Chłopak posłał mi zwycęski uśmiech.
- Mam do ciebie jeszcze jedno pytanie - zaczął - Kim jesteś?
- Cóż demonem, ani Vessanem nie jestem - powiedziałam roześmiana.
- To jest interesujące. Nie jesteś demonem, a widzisz to co może zobaczyć tylko demon, na pewno masz w sobie jakąś jego cząstkę - powiedział James.
- Jestem po prostu wyjątkowa - znów zachichotałam i dopiłam drugiego drinka.
- To była cudowna rozmowa Morgan, na pewno skorzystam z twoich rad - powiedział James i wstał z krzesła. Pomachałam do niego.
- Paa! - krzyknęłam do James, ale nie wiem czy mnie usłyszał - Co za miły facet - powiedziałam sama do siebie - Zamiast jak inni mówić ciągle o sobie, to wypytywał mnie - zaczęłam chichotać. - Nudno bez niego.
Wzięłam swoją torebkę i wstałam na chwiejnych nogach ze stołku.
Ogarnęłam patrzenie na świat, żeby już się nie kręcił i zaczęłam iść do drzwi. Przy okazji podeptałam kilka nieprzytomnych osób, które leżały na schodach.
- Ups! - zaśmiałam się, gdy zobaczyłam, że stanęłam na górce zrobionej z ciał upitych osób.

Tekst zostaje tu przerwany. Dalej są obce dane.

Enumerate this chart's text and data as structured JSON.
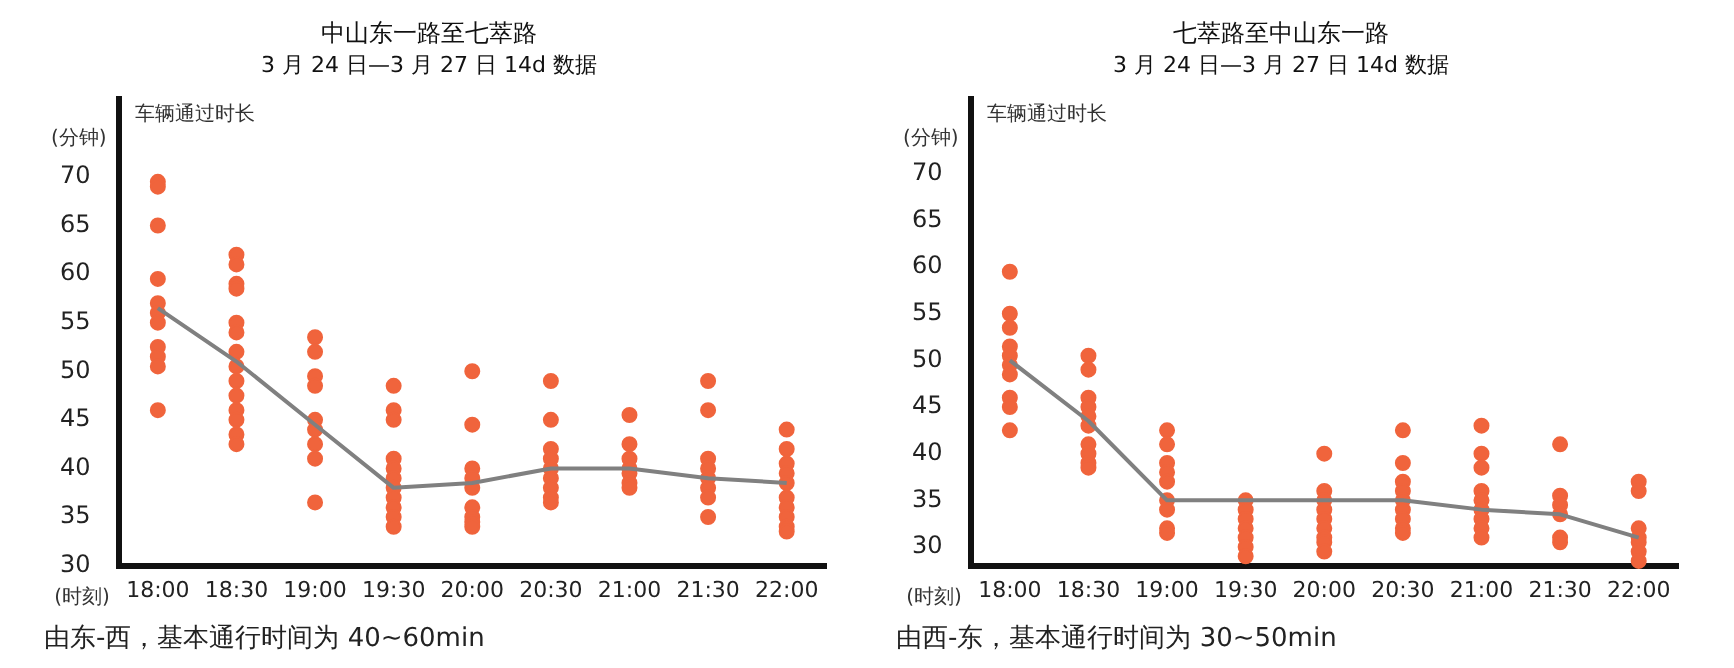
{
  "chart_data": [
    {
      "type": "scatter",
      "title": "中山东一路至七萃路",
      "subtitle": "3 月 24 日—3 月 27 日 14d 数据",
      "ylabel": "车辆通过时长",
      "xlabel": "(时刻)",
      "annotations": [
        "(分钟)",
        "由东-西，基本通行时间为 40~60min"
      ],
      "categories": [
        "18:00",
        "18:30",
        "19:00",
        "19:30",
        "20:00",
        "20:30",
        "21:00",
        "21:30",
        "22:00"
      ],
      "ylim": [
        30,
        78
      ],
      "yticks": [
        30,
        35,
        40,
        45,
        50,
        55,
        60,
        65,
        70
      ],
      "grid": false,
      "legend": false,
      "series": [
        {
          "type": "scatter",
          "marker": "circle",
          "color": "#f0643c",
          "x": [
            "18:00",
            "18:00",
            "18:00",
            "18:00",
            "18:00",
            "18:00",
            "18:00",
            "18:00",
            "18:00",
            "18:00",
            "18:00",
            "18:30",
            "18:30",
            "18:30",
            "18:30",
            "18:30",
            "18:30",
            "18:30",
            "18:30",
            "18:30",
            "18:30",
            "18:30",
            "18:30",
            "18:30",
            "18:30",
            "19:00",
            "19:00",
            "19:00",
            "19:00",
            "19:00",
            "19:00",
            "19:00",
            "19:00",
            "19:00",
            "19:30",
            "19:30",
            "19:30",
            "19:30",
            "19:30",
            "19:30",
            "19:30",
            "19:30",
            "19:30",
            "19:30",
            "19:30",
            "20:00",
            "20:00",
            "20:00",
            "20:00",
            "20:00",
            "20:00",
            "20:00",
            "20:00",
            "20:00",
            "20:30",
            "20:30",
            "20:30",
            "20:30",
            "20:30",
            "20:30",
            "20:30",
            "20:30",
            "20:30",
            "21:00",
            "21:00",
            "21:00",
            "21:00",
            "21:00",
            "21:00",
            "21:00",
            "21:30",
            "21:30",
            "21:30",
            "21:30",
            "21:30",
            "21:30",
            "21:30",
            "21:30",
            "22:00",
            "22:00",
            "22:00",
            "22:00",
            "22:00",
            "22:00",
            "22:00",
            "22:00",
            "22:00",
            "22:00"
          ],
          "values": [
            69.5,
            69,
            65,
            59.5,
            57,
            56,
            55,
            52.5,
            51.5,
            50.5,
            46,
            62,
            61,
            59,
            58.5,
            55,
            54,
            52,
            50.5,
            49,
            47.5,
            46,
            45,
            43.5,
            42.5,
            53.5,
            52,
            49.5,
            48.5,
            45,
            44,
            42.5,
            41,
            36.5,
            48.5,
            46,
            45,
            41,
            40,
            39,
            38,
            37,
            36,
            35,
            34,
            50,
            44.5,
            40,
            39,
            38,
            36,
            35,
            34.5,
            34,
            49,
            45,
            42,
            41,
            40,
            39,
            38,
            37,
            36.5,
            45.5,
            42.5,
            41,
            40,
            39.5,
            38.5,
            38,
            49,
            46,
            41,
            40,
            39,
            38,
            37,
            35,
            44,
            42,
            40.5,
            39.5,
            38.5,
            37,
            36,
            35,
            34,
            33.5
          ]
        },
        {
          "type": "line",
          "marker": "none",
          "color": "#808080",
          "values": [
            56.5,
            51,
            44.5,
            38,
            38.5,
            40,
            40,
            39,
            38.5
          ]
        }
      ]
    },
    {
      "type": "scatter",
      "title": "七萃路至中山东一路",
      "subtitle": "3 月 24 日—3 月 27 日 14d 数据",
      "ylabel": "车辆通过时长",
      "xlabel": "(时刻)",
      "annotations": [
        "(分钟)",
        "由西-东，基本通行时间为 30~50min"
      ],
      "categories": [
        "18:00",
        "18:30",
        "19:00",
        "19:30",
        "20:00",
        "20:30",
        "21:00",
        "21:30",
        "22:00"
      ],
      "ylim": [
        28,
        78
      ],
      "yticks": [
        30,
        35,
        40,
        45,
        50,
        55,
        60,
        65,
        70
      ],
      "grid": false,
      "legend": false,
      "series": [
        {
          "type": "scatter",
          "marker": "circle",
          "color": "#f0643c",
          "x": [
            "18:00",
            "18:00",
            "18:00",
            "18:00",
            "18:00",
            "18:00",
            "18:00",
            "18:00",
            "18:00",
            "18:00",
            "18:30",
            "18:30",
            "18:30",
            "18:30",
            "18:30",
            "18:30",
            "18:30",
            "18:30",
            "18:30",
            "18:30",
            "19:00",
            "19:00",
            "19:00",
            "19:00",
            "19:00",
            "19:00",
            "19:00",
            "19:00",
            "19:00",
            "19:30",
            "19:30",
            "19:30",
            "19:30",
            "19:30",
            "19:30",
            "19:30",
            "20:00",
            "20:00",
            "20:00",
            "20:00",
            "20:00",
            "20:00",
            "20:00",
            "20:00",
            "20:00",
            "20:30",
            "20:30",
            "20:30",
            "20:30",
            "20:30",
            "20:30",
            "20:30",
            "20:30",
            "20:30",
            "21:00",
            "21:00",
            "21:00",
            "21:00",
            "21:00",
            "21:00",
            "21:00",
            "21:00",
            "21:00",
            "21:30",
            "21:30",
            "21:30",
            "21:30",
            "21:30",
            "21:30",
            "22:00",
            "22:00",
            "22:00",
            "22:00",
            "22:00",
            "22:00",
            "22:00"
          ],
          "values": [
            59.5,
            55,
            53.5,
            51.5,
            50.5,
            49.5,
            48.5,
            46,
            45,
            42.5,
            50.5,
            49,
            46,
            45,
            44,
            43,
            41,
            40,
            39,
            38.5,
            42.5,
            41,
            39,
            38,
            37,
            35,
            34,
            32,
            31.5,
            35,
            34,
            33,
            32,
            31,
            30,
            29,
            40,
            36,
            35,
            34,
            33,
            32,
            31,
            30.5,
            29.5,
            42.5,
            39,
            37,
            36,
            35,
            34,
            33,
            32,
            31.5,
            43,
            40,
            38.5,
            36,
            35,
            34,
            33,
            32,
            31,
            41,
            35.5,
            34.5,
            33.5,
            31,
            30.5,
            37,
            36,
            32,
            31,
            30.5,
            29.5,
            28.5
          ]
        },
        {
          "type": "line",
          "marker": "none",
          "color": "#808080",
          "values": [
            50,
            43.5,
            35,
            35,
            35,
            35,
            34,
            33.5,
            31
          ]
        }
      ]
    }
  ]
}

Niezgrabnie ominęłam nieprzytomnych i wyszłam z klubu.
Po wyjściu od razu poczułam świeże powietrze.
- To jest impreza! - krzyknęłam, gdy zobaczyłam, że jest trzecia w nocy.
- Co ty tu robisz?! - zapytał wściekły głos.
- Aidenek! Patrz jakie to fajne! - krzyknęłam i pokazałam mu wielką kulę dyskotekową.
- To jest księżyc. Świeci codziennie - odpowiedział.
- Ale to możemy utrzymać w tajemnicy, że to jest księżyc - zaczęłam chichotać.
Rzuciłam się mu na szyję, a on mnie nie zrzucił. Nogami oplotłam go w talii i spojrzałam w jego piękne oczy. Przytuliłam się do jego klatki.
- Zanieś mnie do domu - powiedziałam. Chłopak westchnął i pokręcił z niedowierzaniem głową, jednak nie protestował. W jego ramionach zasnęłam.
Podoba sie nowa okładka? Pokłóciłam się z jedną dziewczyną i ona mi wypomniała, że mam głupi kolaż, mimo iż mnie cholernie wkurzyła, to dzięki niej dałam sobie kopa w dupę na mobilizację.